Saya akhirnya ‘mungkin’ memaafkan diri saya, diri saya yang
akhir-akhir ini. Yang pemalas, yang gak tau tujuan, yang bimbang perasaannya,
yang banyak gak ngertinya, yang tidak teratur, tidak disiplin, tidak paham,
tidak konsisten, tidak serius, tidak stabil, tidak adil, tidak baik, tidak
untuk ditiru. Saya maafkan, mati-matian ngakuin ke diri sendiri bahwa kamu itu
ternyata ‘tidak-tidak’ saja. Bukan hal mudah, memaafkan orang saja saya sulit,
apalagi memafkan diri sendri.
Dan akhirnya beberapa waktu lalu saya putuskan untuk berubah. Mengubah
aturan waktu, batasan sosialisasi, batasan ngomong, batasan bahan bacaan dan
pengubah dan batasan lainnya yang saya tetapkan. Tak ada yang mudah dalam
sebuah perubahan, apalagi perubahan karena kesalahan sendiri. Proses mau
berubah pun harus saya jalani bersamaan dengan proses memaafkan diri yang
sampai sekarang masih terasa sulit sekali.
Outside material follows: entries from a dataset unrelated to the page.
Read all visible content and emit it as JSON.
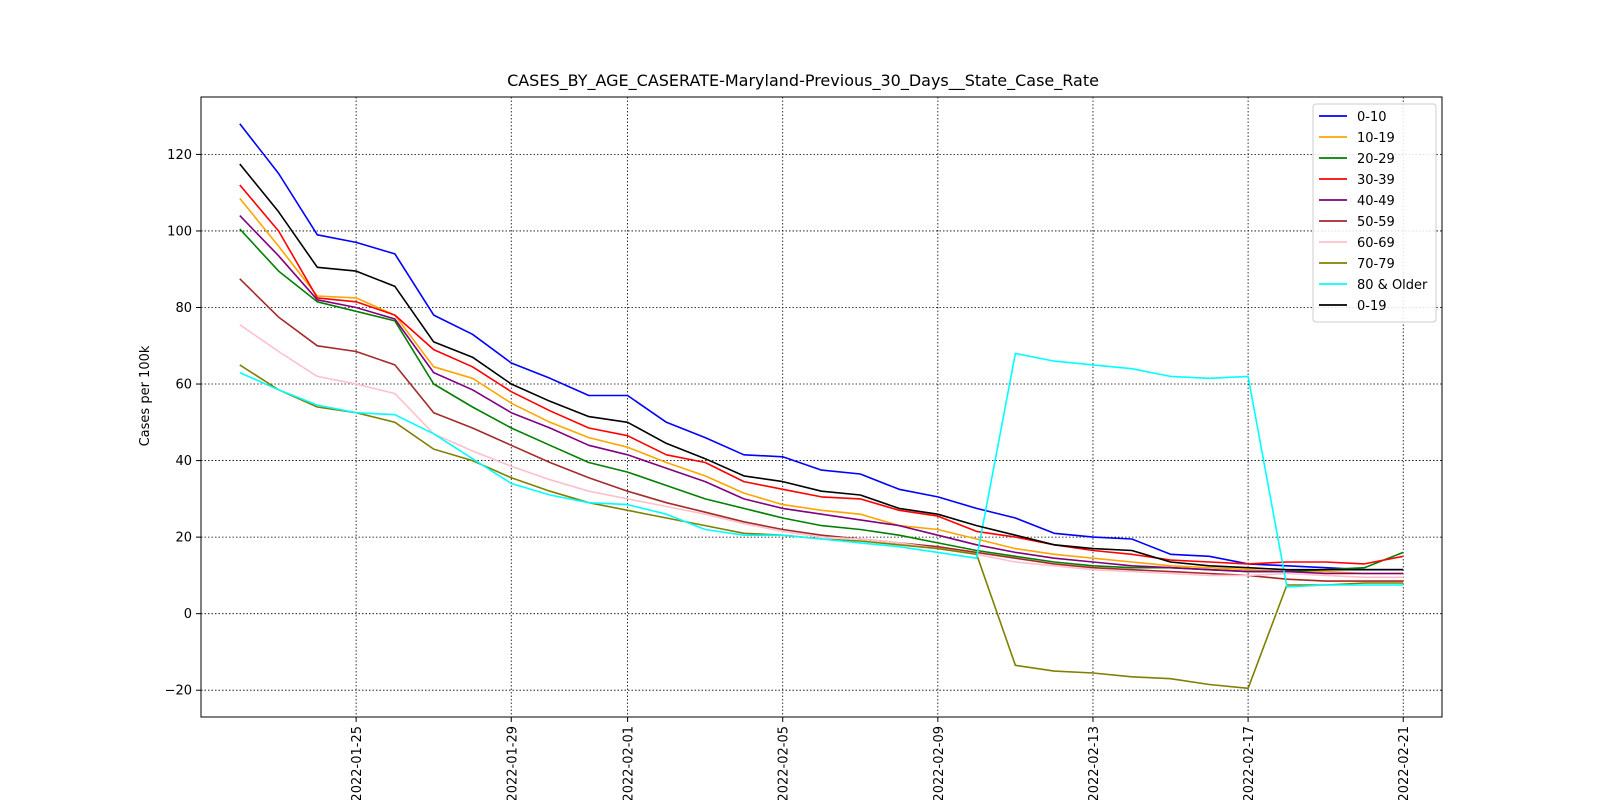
{
  "chart_data": {
    "type": "line",
    "title": "CASES_BY_AGE_CASERATE-Maryland-Previous_30_Days__State_Case_Rate",
    "xlabel": "",
    "ylabel": "Cases per 100k",
    "grid": true,
    "legend_position": "top-right",
    "xlim": [
      "2022-01-21",
      "2022-02-22"
    ],
    "ylim": [
      -27,
      135
    ],
    "x_ticks": [
      "2022-01-25",
      "2022-01-29",
      "2022-02-01",
      "2022-02-05",
      "2022-02-09",
      "2022-02-13",
      "2022-02-17",
      "2022-02-21"
    ],
    "y_ticks": [
      -20,
      0,
      20,
      40,
      60,
      80,
      100,
      120
    ],
    "x": [
      "2022-01-22",
      "2022-01-23",
      "2022-01-24",
      "2022-01-25",
      "2022-01-26",
      "2022-01-27",
      "2022-01-28",
      "2022-01-29",
      "2022-01-30",
      "2022-01-31",
      "2022-02-01",
      "2022-02-02",
      "2022-02-03",
      "2022-02-04",
      "2022-02-05",
      "2022-02-06",
      "2022-02-07",
      "2022-02-08",
      "2022-02-09",
      "2022-02-10",
      "2022-02-11",
      "2022-02-12",
      "2022-02-13",
      "2022-02-14",
      "2022-02-15",
      "2022-02-16",
      "2022-02-17",
      "2022-02-18",
      "2022-02-19",
      "2022-02-20",
      "2022-02-21"
    ],
    "series": [
      {
        "name": "0-10",
        "color": "#0000ff",
        "values": [
          128,
          115,
          99,
          97,
          94,
          78,
          73,
          65.5,
          61.5,
          57,
          57,
          50,
          46,
          41.5,
          41,
          37.5,
          36.5,
          32.5,
          30.5,
          27.5,
          25,
          21,
          20,
          19.5,
          15.5,
          15,
          13,
          12.5,
          12,
          11.5,
          11.5
        ]
      },
      {
        "name": "10-19",
        "color": "#ffa500",
        "values": [
          108.5,
          96,
          83,
          82.5,
          78,
          64.5,
          61.5,
          55,
          50,
          46,
          43.5,
          39.5,
          36,
          31.5,
          28.5,
          27,
          26,
          23,
          22,
          19.5,
          17,
          15.5,
          14.5,
          13.5,
          12.5,
          12,
          11.5,
          11,
          11,
          10.5,
          10.5
        ]
      },
      {
        "name": "20-29",
        "color": "#008000",
        "values": [
          100.5,
          89.5,
          81.5,
          79,
          76.5,
          60,
          54,
          48.5,
          44,
          39.5,
          37,
          33.5,
          30,
          27.5,
          25,
          23,
          22,
          20.5,
          18.5,
          16.5,
          15,
          13.5,
          12.5,
          12,
          12,
          11.5,
          11,
          11,
          11.5,
          12,
          16
        ]
      },
      {
        "name": "30-39",
        "color": "#ff0000",
        "values": [
          112,
          100,
          82.5,
          81.5,
          78,
          69,
          64.5,
          58,
          53,
          48.5,
          46.5,
          41.5,
          39.5,
          34.5,
          32.5,
          30.5,
          30,
          27,
          25.5,
          21.5,
          20,
          18,
          16.5,
          15.5,
          14,
          13.5,
          13,
          13.5,
          13.5,
          13,
          15
        ]
      },
      {
        "name": "40-49",
        "color": "#800080",
        "values": [
          104,
          93.5,
          82,
          80,
          77,
          63,
          58.5,
          52.5,
          48.5,
          44,
          41.5,
          38,
          34.5,
          30,
          27.5,
          26,
          24.5,
          23,
          20.5,
          18,
          16,
          14.5,
          13.5,
          12.5,
          12,
          11.5,
          11,
          11,
          10.5,
          10.5,
          10.5
        ]
      },
      {
        "name": "50-59",
        "color": "#a52a2a",
        "values": [
          87.5,
          77.5,
          70,
          68.5,
          65,
          52.5,
          48.5,
          44,
          39.5,
          35.5,
          32,
          29,
          26.5,
          24,
          22,
          20.5,
          19.5,
          18.5,
          17.5,
          16,
          14.5,
          13,
          12,
          11.5,
          11,
          10.5,
          10,
          9,
          8.5,
          8.5,
          8.5
        ]
      },
      {
        "name": "60-69",
        "color": "#ffc0cb",
        "values": [
          75.5,
          68.5,
          62,
          60,
          57.5,
          47,
          42.5,
          38.5,
          35,
          32,
          30,
          28,
          26,
          23.5,
          21.5,
          20,
          19.5,
          18.5,
          17,
          15.5,
          13.5,
          12.5,
          11.5,
          11,
          10.5,
          10,
          10,
          10.5,
          10,
          9.5,
          9.5
        ]
      },
      {
        "name": "70-79",
        "color": "#808000",
        "values": [
          65,
          58.5,
          54,
          52.5,
          50,
          43,
          40,
          35.5,
          32,
          29,
          27,
          25,
          23,
          21,
          20.5,
          19.5,
          19,
          18,
          17,
          15.5,
          -13.5,
          -15,
          -15.5,
          -16.5,
          -17,
          -18.5,
          -19.5,
          7.5,
          7.5,
          8,
          8
        ]
      },
      {
        "name": "80 & Older",
        "color": "#00ffff",
        "values": [
          63,
          58.5,
          54.5,
          52.5,
          52,
          47,
          40.5,
          34,
          31,
          29,
          28.5,
          26,
          22,
          20.5,
          20.5,
          19.5,
          18.5,
          17.5,
          16,
          14.5,
          68,
          66,
          65,
          64,
          62,
          61.5,
          62,
          7,
          7.5,
          7.5,
          7.5
        ]
      },
      {
        "name": "0-19",
        "color": "#000000",
        "values": [
          117.5,
          105,
          90.5,
          89.5,
          85.5,
          71,
          67,
          60,
          55.5,
          51.5,
          50,
          44.5,
          40.5,
          36,
          34.5,
          32,
          31,
          27.5,
          26,
          23,
          20.5,
          18,
          17,
          16.5,
          13.5,
          12.5,
          12,
          11.5,
          11.5,
          11.5,
          11.5
        ]
      }
    ]
  }
}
Tapi saya masih muda, masih banyak melanggarnya, tapi saya sudah harus
dewasa, sudah saatnya, menata.
Masih ingat kata Ayu, teman baik saya yang kebetulan satu konsentrasi
juga, sama-sama anak Ekonomi Regional, beliau kata “Opa, kita ni jangan pandainya menata tata ruang wilayah aja, tapi harus
pandai juga menata hati”. Sekarang? Saya
harus meneliti tata ruang wilayah (re: skripsi) dan menata hati yang sama ‘crowded’ nya dengan kota-kota
megapolitan sepertinya. Berat rasanya, serius. Saya yang masih merasa belum
pantas menyelesaikan studi karena jujur, masih banyak belum paham terhadap
bidang ilmu yang ditekuni, mau tak mau harus segera menyelesaikan studi. Kita belum
puas tapi harus segera menuntaskan. Oh, bahkan bisa jadi saya belum ikhlas,
Masya Allah. Jangan-jangan masih kekeuh hati ingin menimba ilmu di jurusan lain.
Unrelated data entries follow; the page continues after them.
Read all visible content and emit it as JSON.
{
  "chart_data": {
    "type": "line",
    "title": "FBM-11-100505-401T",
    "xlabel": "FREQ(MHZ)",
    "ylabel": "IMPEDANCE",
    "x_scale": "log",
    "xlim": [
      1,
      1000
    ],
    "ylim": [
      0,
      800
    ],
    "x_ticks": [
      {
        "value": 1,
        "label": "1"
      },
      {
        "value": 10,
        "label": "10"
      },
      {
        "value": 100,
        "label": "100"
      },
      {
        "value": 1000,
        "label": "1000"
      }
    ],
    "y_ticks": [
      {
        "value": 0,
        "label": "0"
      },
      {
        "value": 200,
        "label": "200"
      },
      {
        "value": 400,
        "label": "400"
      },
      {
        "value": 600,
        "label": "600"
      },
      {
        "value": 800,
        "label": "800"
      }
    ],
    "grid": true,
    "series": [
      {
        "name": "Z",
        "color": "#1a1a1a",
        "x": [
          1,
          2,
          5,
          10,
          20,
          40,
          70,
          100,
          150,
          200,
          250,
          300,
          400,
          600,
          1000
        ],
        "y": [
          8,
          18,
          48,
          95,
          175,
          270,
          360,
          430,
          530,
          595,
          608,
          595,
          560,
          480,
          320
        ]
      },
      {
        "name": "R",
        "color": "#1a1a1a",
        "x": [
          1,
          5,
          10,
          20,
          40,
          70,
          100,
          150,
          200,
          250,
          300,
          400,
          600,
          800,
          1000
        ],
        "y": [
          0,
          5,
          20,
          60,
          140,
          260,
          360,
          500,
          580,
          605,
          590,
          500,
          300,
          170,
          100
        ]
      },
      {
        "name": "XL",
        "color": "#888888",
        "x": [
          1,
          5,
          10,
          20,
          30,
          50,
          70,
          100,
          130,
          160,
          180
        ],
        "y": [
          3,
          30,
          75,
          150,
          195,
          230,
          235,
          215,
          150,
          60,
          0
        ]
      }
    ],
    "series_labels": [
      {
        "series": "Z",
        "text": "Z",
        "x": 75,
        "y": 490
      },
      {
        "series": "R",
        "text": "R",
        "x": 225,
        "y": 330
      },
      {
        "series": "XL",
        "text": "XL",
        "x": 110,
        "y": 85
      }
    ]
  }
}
Tapi sudahlah, toh saya juga dulu yang memilih ini walau dengan mata buta, dan
pada akhirnya Tuhan merestui. Serius, kali ini saya ikhlas, malu rasanya sama
banyak manusia lain yang tak pernah dapat kesempatan seperti saya, dikasih
kesempatan malah tak sepenuh hati. Insya Allah saya ikhlas pada akhirnya kuliah
disini, bahkan saya mencintai ilmu konsentrasi saya, karena saya cinta makanya
saya masih tak puas mendalaminya. Tak ada kata puas dalam cinta, sepertinya.
Kembali lagi, perubahan. Saya sudah dewasa, sudah saatnya menata,
menata yang tak apik, dengan perencanaan, perubahan, agar apik nantinya, agar
terstruktur hidupnya.
Saya tau, banyak pihak akhirnya
merasa dirugikan, kaget, meminta penolakan. Saya pun sebenernya meminta
penolakan, diri saya menolak diri saya sendiri. Perubahan yang saya rencanakan
pun masih banyak yang saya langgar, dengan alibi masih muda, tapi saya sudah
harus dewasa, dua-dua sudah usia, bukan lagi muda, harusnya. Saya tau kita
semua sudah harus dewasa, bukan saya saja yang mungkin sedang menata.
Maafkan cara saya yang menata membuat pihak merasa kaget bahkan
dirugikan. Saya yakin, kita sama-sama menata, mari sama-sama mendukung, bukan
merasa saling meninggalkan atau ditinggalkan.